User-based chunking
Revision as of 21:01, 21 June 2020 by Francis Tyers (talk | contribs) (Created page with "Sometimes in translations it would be useful to be able to mark particular segments/chunks not for translation, but to give them an analysis for the purposes of translation....")
Sometimes in translations it would be useful to be able to mark particular segments/chunks not for translation, but to give them an analysis for the purposes of translation.
Some use-cases:
- Product names, long named entities
- Microsoft 365 for business is the right choice for your company
- A very popular film adaptation is "Gone with the Wind".
- The use of quoted chunks as modifiers
- Quotations in a second (or third) language
- And then he came back and said "Bu ne lan?"
Solutions
- User-based, online
1. A user could mark in an interface that they don't want a particular span translating, each word would be prefixed then with a symbol. Sequences of these words would be merged by -separable or something like it. And the whole chunk would be either given a default tag, a tag determined by a classifier or a tag determined by rules.

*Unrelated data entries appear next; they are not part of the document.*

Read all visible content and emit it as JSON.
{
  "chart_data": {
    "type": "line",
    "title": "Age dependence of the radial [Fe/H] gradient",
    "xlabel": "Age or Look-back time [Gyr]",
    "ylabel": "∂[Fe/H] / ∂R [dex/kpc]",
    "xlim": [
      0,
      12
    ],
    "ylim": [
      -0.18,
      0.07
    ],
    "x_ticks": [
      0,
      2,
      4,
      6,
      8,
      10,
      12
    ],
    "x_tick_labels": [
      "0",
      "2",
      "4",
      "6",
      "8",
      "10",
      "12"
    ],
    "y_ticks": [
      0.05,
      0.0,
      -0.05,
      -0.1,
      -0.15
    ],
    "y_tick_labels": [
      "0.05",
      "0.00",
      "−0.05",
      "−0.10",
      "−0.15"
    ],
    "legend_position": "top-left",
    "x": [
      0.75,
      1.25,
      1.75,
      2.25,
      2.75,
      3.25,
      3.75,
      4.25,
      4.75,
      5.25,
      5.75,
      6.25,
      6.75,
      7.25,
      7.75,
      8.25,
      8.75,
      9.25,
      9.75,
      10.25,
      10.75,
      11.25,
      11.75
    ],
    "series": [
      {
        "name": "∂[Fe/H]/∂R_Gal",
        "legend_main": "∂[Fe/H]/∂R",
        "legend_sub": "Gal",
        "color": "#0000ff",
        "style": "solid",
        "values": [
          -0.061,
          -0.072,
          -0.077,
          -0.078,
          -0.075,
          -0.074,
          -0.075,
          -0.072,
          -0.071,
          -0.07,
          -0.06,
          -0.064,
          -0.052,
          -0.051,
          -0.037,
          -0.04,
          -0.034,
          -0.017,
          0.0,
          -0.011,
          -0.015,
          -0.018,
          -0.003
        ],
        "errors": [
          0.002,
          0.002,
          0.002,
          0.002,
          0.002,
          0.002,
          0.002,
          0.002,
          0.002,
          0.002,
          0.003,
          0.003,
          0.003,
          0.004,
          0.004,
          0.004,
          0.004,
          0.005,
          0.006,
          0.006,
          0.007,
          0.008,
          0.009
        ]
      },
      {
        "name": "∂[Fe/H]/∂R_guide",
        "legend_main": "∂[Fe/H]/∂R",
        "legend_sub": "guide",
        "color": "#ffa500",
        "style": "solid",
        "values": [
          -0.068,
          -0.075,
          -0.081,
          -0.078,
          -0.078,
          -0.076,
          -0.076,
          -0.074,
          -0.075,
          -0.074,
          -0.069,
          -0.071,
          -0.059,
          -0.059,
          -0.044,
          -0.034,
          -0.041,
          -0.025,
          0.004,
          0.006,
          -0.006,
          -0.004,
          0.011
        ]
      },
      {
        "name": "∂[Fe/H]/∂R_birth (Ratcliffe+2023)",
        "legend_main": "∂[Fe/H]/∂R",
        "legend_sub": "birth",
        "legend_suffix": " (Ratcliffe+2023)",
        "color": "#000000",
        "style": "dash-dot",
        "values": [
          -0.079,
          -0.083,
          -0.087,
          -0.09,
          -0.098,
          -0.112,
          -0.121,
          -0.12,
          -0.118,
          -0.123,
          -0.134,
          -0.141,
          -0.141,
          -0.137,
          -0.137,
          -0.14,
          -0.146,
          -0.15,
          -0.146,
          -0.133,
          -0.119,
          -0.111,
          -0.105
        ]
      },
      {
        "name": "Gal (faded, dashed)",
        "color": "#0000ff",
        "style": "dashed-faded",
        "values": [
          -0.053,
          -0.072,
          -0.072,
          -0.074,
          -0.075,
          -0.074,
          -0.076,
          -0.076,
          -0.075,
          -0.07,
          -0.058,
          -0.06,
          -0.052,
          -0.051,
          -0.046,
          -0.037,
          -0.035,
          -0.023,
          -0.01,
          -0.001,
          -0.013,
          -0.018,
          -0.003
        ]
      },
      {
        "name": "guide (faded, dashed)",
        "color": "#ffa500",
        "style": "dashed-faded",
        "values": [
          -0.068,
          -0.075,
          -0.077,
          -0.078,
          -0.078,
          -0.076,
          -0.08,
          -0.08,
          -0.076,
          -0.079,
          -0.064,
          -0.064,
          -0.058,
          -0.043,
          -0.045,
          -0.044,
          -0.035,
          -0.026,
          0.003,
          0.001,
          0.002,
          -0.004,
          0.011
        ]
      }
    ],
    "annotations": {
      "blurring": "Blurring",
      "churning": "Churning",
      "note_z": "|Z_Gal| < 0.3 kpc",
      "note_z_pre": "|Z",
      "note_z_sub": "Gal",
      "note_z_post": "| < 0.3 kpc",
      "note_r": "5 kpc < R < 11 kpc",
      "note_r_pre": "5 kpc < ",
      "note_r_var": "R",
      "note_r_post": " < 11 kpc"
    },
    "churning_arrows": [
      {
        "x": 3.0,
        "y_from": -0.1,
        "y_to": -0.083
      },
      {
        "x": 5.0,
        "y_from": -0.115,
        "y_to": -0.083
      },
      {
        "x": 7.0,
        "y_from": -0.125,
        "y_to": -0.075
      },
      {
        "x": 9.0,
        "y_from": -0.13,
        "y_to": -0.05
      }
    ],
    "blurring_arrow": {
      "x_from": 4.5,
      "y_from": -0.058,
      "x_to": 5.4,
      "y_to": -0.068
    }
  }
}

Microsoft 365 for business is right choice for your company +Microsoft +365 +for +business is right choice for your company ^+Microsoft/Microsoft<np><al>$ ^+365/365<num>$ ^+for/for<pr>$ ^+business/business$ ^is/be<vbser><pres><p3><sg>$ the right choice for your company ^+Microsoft 365 for business/Microsoft 365 for business<np><al>$ ^is/be<vbser><pres><p3><sg>$ the right choice for your company. ...
- Engine-based, offline
- Discovering these kind of things should be possible using only monolingual corpora, or resources such as Wikipedia.